The human in the loop

The hardest part of these systems is rarely the code. It's the waiting, especially waiting on a person. Here's the underwriting step written the way durable workflows let you write it:

import { defineSignal, setHandler, condition } from '@temporalio/workflow';
 
// An underwriter's approval arrives as a Signal
export const decision = defineSignal<[boolean]>('underwriterDecision');
 
export async function onboardBusiness(id: string): Promise<void> {
  if (!(await runKybCheck(id))) return notify(id, 'rejected');
  await pullCreditReport(id);
 
  // Pause here until a human decides, or 7 days pass. No polling, no cron.
  let approved: boolean | undefined;
  setHandler(decision, (d) => { approved = d; });
  await condition(() => approved !== undefined, '7 days');
 
  await notify(id, approved ? 'approved' : 'declined');
}

condition() pauses the workflow until the signal arrives or seven days pass. The workflow is genuinely asleep, costing nothing, and the approval button just sends a signal:

await client.workflow.getHandle(id).signal(decision, true);

A Signal is how the outside world pushes data into a running workflow: a human decision, a fraud flag, a cancellation. This is the human in the loop modeled honestly, not a status column you poll and pray over, but a workflow that pauses, waits for a person, and resumes the moment they act. The long debtor wait works the same way: condition(() => paid >= amount, '60 days') races a payment signal against a timer that survives every deploy and restart in between.

Recognizing the shape

Most of the value here isn't in the API. It's in learning to recognize when you're dealing with a workflow rather than an application.

You're probably looking at a durable workflow when:

The process lives longer than a single request.
Humans participate in the process.
External systems control part of the timeline.
Steps must happen in a specific order.
Failure halfway through creates business damage.
Someone regularly asks, "Where is this application right now?"
You have a status enum that's growing faster than you'd like.
A cron job exists primarily to find work that got stuck.

If several of those sound familiar, there's a good chance you're not building CRUD anymore.

Once you have that lens, factoring stops looking special. The same shape appears in onboarding and KYC, order fulfillment, account provisioning, subscription lifecycles, document processing, reconciliation systems, payouts, and large-scale migrations.
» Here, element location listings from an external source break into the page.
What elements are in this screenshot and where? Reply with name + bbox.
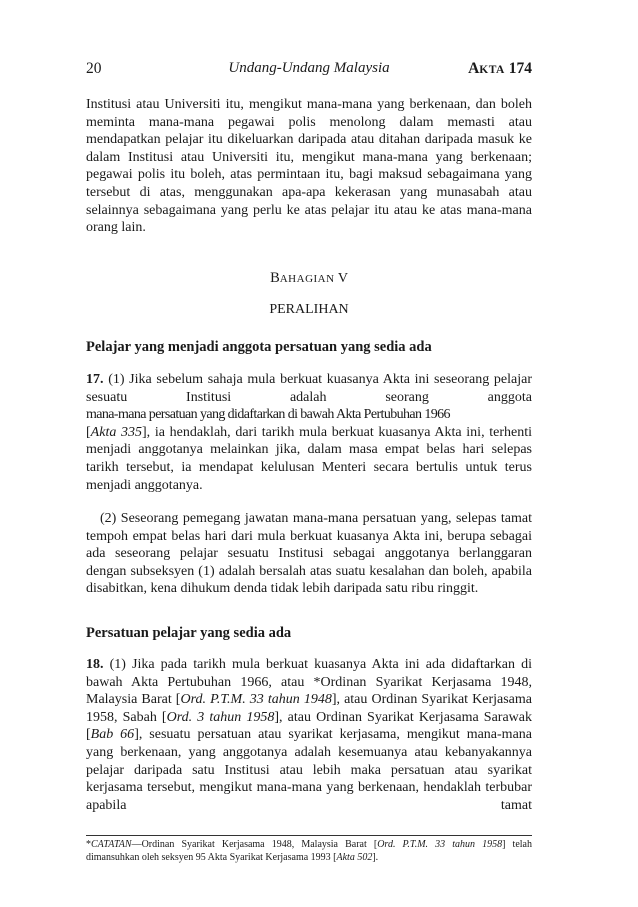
section-17-text-b: ], ia hendaklah, dari tarikh mula berkuat kuasanya Akta ini, terhenti menjadi anggotanya melainkan jika, dalam masa empat belas hari selepas tarikh tersebut, ia mendapat kelulusan Menteri secara bertulis untuk terus menjadi anggotanya.	[86, 424, 533, 493]
intro-paragraph: Institusi atau Universiti itu, mengikut mana-mana yang berkenaan, dan boleh meminta mana-mana pegawai polis menolong dalam memasti atau mendapatkan pelajar itu dikeluarkan daripada atau ditahan daripada masuk ke dalam Institusi atau Universiti itu, mengikut mana-mana yang berkenaan; pegawai polis itu boleh, atas permintaan itu, bagi maksud sebagaimana yang tersebut di atas, menggunakan apa-apa kekerasan yang munasabah atau selainnya sebagaimana yang perlu ke atas pelajar itu atau ke atas mana-mana orang lain.	[86, 97, 532, 236]
footnote	[86, 839, 532, 864]
section-18-text-2: ], atau Ordinan Syarikat Kerjasama 1958, Sabah [	[86, 692, 533, 725]
section-18-ref-1: Ord. P.T.M. 33 tahun 1948	[180, 692, 332, 708]
part-label-smallcaps: AHAGIAN	[279, 273, 335, 285]
section-18-ref-2: Ord. 3 tahun 1958	[166, 709, 275, 725]
section-17-text-a: (1) Jika sebelum sahaja mula berkuat kuasanya Akta ini seseorang pelajar sesuatu Institusi adalah seorang anggota	[86, 372, 533, 405]
section-18-ref-3: Bab 66	[90, 727, 135, 743]
part-title: PERALIHAN	[269, 302, 349, 317]
section-17-bracket: [	[86, 424, 91, 440]
running-header	[86, 60, 532, 82]
section-17-subsection-1	[86, 371, 532, 494]
footnote-ref-a: Ord. P.T.M. 33 tahun 1958	[377, 839, 503, 850]
footnote-text-a: —Ordinan Syarikat Kerjasama 1948, Malaysia Barat [	[131, 839, 378, 850]
section-18-text-1: (1) Jika pada tarikh mula berkuat kuasanya Akta ini ada didaftarkan di bawah Akta Pertubuhan 1966, atau *Ordinan Syarikat Kerjasama 1948, Malaysia Barat [	[86, 657, 533, 708]
section-17-text-condensed: mana-mana persatuan yang didaftarkan di bawah Akta Pertubuhan 1966	[86, 407, 450, 423]
footnote-label: CATATAN	[91, 839, 132, 850]
section-17-act-ref: Akta 335	[90, 424, 143, 440]
header-act-number	[468, 60, 532, 78]
act-prefix-smallcaps: KTA	[479, 64, 505, 76]
section-18-heading: Persatuan pelajar yang sedia ada	[86, 625, 292, 641]
footnote-mark: *	[86, 839, 91, 850]
footnote-ref-b: Akta 502	[336, 851, 373, 863]
section-18-number: 18.	[86, 657, 104, 672]
footnote-divider	[86, 835, 532, 836]
footnote-text-b: ] telah dimansuhkan oleh seksyen 95 Akta Syarikat Kerjasama 1993 [	[86, 839, 532, 863]
section-17-number: 17.	[86, 372, 104, 387]
section-18-text-3: ], atau Ordinan Syarikat Kerjasama Sarawak [	[86, 709, 532, 743]
section-17-heading: Pelajar yang menjadi anggota persatuan yang sedia ada	[86, 339, 432, 355]
page-number: 20	[86, 60, 102, 77]
section-18-subsection-1	[86, 656, 532, 814]
section-18-text-4: ], sesuatu persatuan atau syarikat kerjasama, mengikut mana-mana yang berkenaan, yang anggotanya adalah kesemuanya atau kebanyakannya pelajar daripada satu Institusi atau lebih maka persatuan atau syarikat kerjasama tersebut, mengikut mana-mana yang berkenaan, hendaklah terbubar apabila tamat	[86, 727, 532, 813]
header-title: Undang-Undang Malaysia	[228, 60, 390, 76]
part-number: V	[337, 271, 348, 286]
act-prefix-cap: A	[468, 60, 480, 77]
act-number: 174	[508, 60, 532, 77]
footnote-text-c: ].	[372, 851, 379, 863]
part-label	[86, 270, 532, 287]
section-17-subsection-2: (2) Seseorang pemegang jawatan mana-mana persatuan yang, selepas tamat tempoh empat belas hari dari mula berkuat kuasanya Akta ini, berupa sebagai ada seseorang pelajar sesuatu Institusi sebagai anggotanya berlanggaran dengan subseksyen (1) adalah bersalah atas suatu kesalahan dan boleh, apabila disabitkan, kena dihukum denda tidak lebih daripada satu ribu ringgit.	[86, 511, 532, 597]
part-label-cap: B	[270, 270, 280, 286]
Different industries, same underlying problem.

And when not to: a 200ms CRUD endpoint, a fire-and-forget notification, plain request/response. Durable workflows cost something to run (a cluster or Temporal Cloud, plus workers), so for short, stateless work they're pure overkill. The payoff scales with how long the process lives and how much it hurts when it breaks midway.

What you stop writing

This is the real return. You stop writing status columns, because the code's position is the state. You stop writing polling jobs, bespoke retry logic, and reconciliation scripts that guess what happened after a crash. You stop writing the defensive "what if we deploy mid-process" handling, because mid-flight deploys become a non-event. And you get observability for free: every run has a complete, queryable history of what happened and when, so "why did this sit for nine days?" is a log query, not a forensic exercise. This is where durable workflows stop being an architectural preference and start becoming an economic argument.

The one thing you take on is a discipline: Workflow code has to be deterministic, so anything unpredictable (the clock, randomness, network calls) lives in Activities. In practice that's just orchestration in the Workflow, outside-world stuff in Activities, which is the separation you wanted anyway.

The takeaway

The skill isn't knowing Temporal's API. It's recognizing the shape: long-running, human-gated, stateful, can't-fail-halfway. When a process has that shape, stop hand-rolling durability one cron job at a time.

Write the process as one honest function and let the platform handle the waiting, the retries, and the recovery. Otherwise you'll build your own workflow engine anyway, slowly, accidentally, in production at 3am.

The first time one of these survives a crash untouched, it feels like cheating. It isn't. You're just finally building the system instead of babysitting it.